As with labor, government has tried to restrict the free-market commodification of the Earth in order to avoid the collapse of the capitalist system, in this instance from ecological catastrophe. It became evident by the dawn of the twentieth century that the rapacious destruction of land and resources by the unrestricted free market was not sustainable. The Reform Movement, headed by such leaders as Theodore Roosevelt and Gifford Pinchot, began to foster laws and policies designed to protect nature from the market. Over the next decades zoning laws, creation of protected parks and wilderness areas, and numerous other legislative controls were implemented in an attempt to put some U.S. land off-limits to the market. Additionally, in the early 1970s a series of statutes was enacted in the United States that sought to protect our water, air, and land from industrial pollution. Most European countries and now the European Union have passed similar and at times more comprehensive laws.
As we consider the all too familiar list of global environmental problems—global warming, ozone depletion, water scarcity, topsoil loss, oil depletion, species extinction, deforestation—we are beginning to see the inadequacy of those protections and are being forced to assess the full legacy of treating nature as a commodity, a legacy that is threatening the very survival of a viable planet. As a result, international protocols and treaties are urgently being sought to once again attempt to protect the market system from the consequences of its contradictions.

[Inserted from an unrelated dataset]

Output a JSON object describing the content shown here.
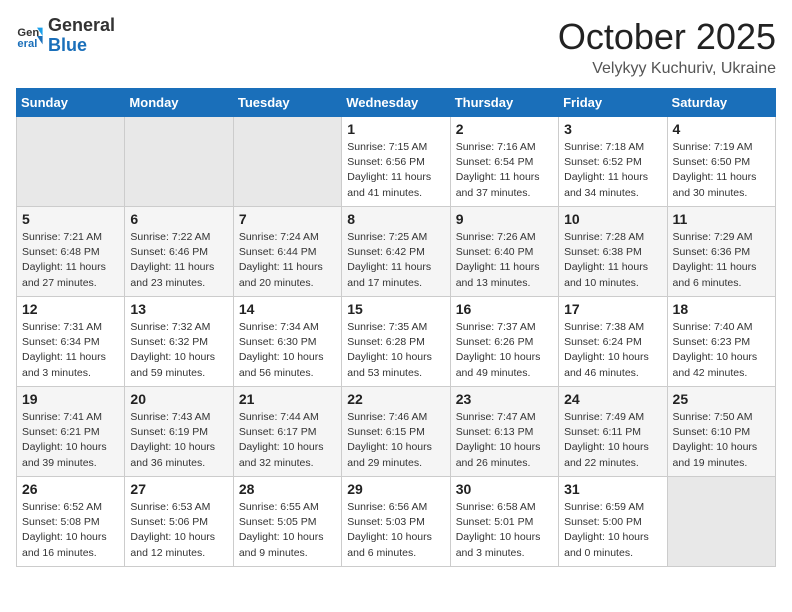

Given the continuing history of government “bailing out” the market system, it is ironic how vehemently advocates of laissez-faire continue to argue for less government regulation, especially when they see it as limiting the economy or the use of natural resources. They often criticize, correctly, the mammoth government bureaucracies set up for such regulation. Yet at the same time they refuse to recognize that it was the very contradictions in the free market—its treatment of noncommodities such as humans and nature as commodities—that forced government to regulate, lest the entire market society collapse in chaos over its mistreatment of people and its complete disregard for nature. Government regulation is not a threat to the market system but rather its savior, for without its buffering impact the market would long ago have ceased to be the basis for human economic activity.
Looking back over the two-hundred-year history of the attempts to buffer the market system, it is now clear, based on the dire environmental crises we face, that these attempts have failed. We cannot continue to prop up an economic system that is profoundly disconnected from fundamental natural and social relationships."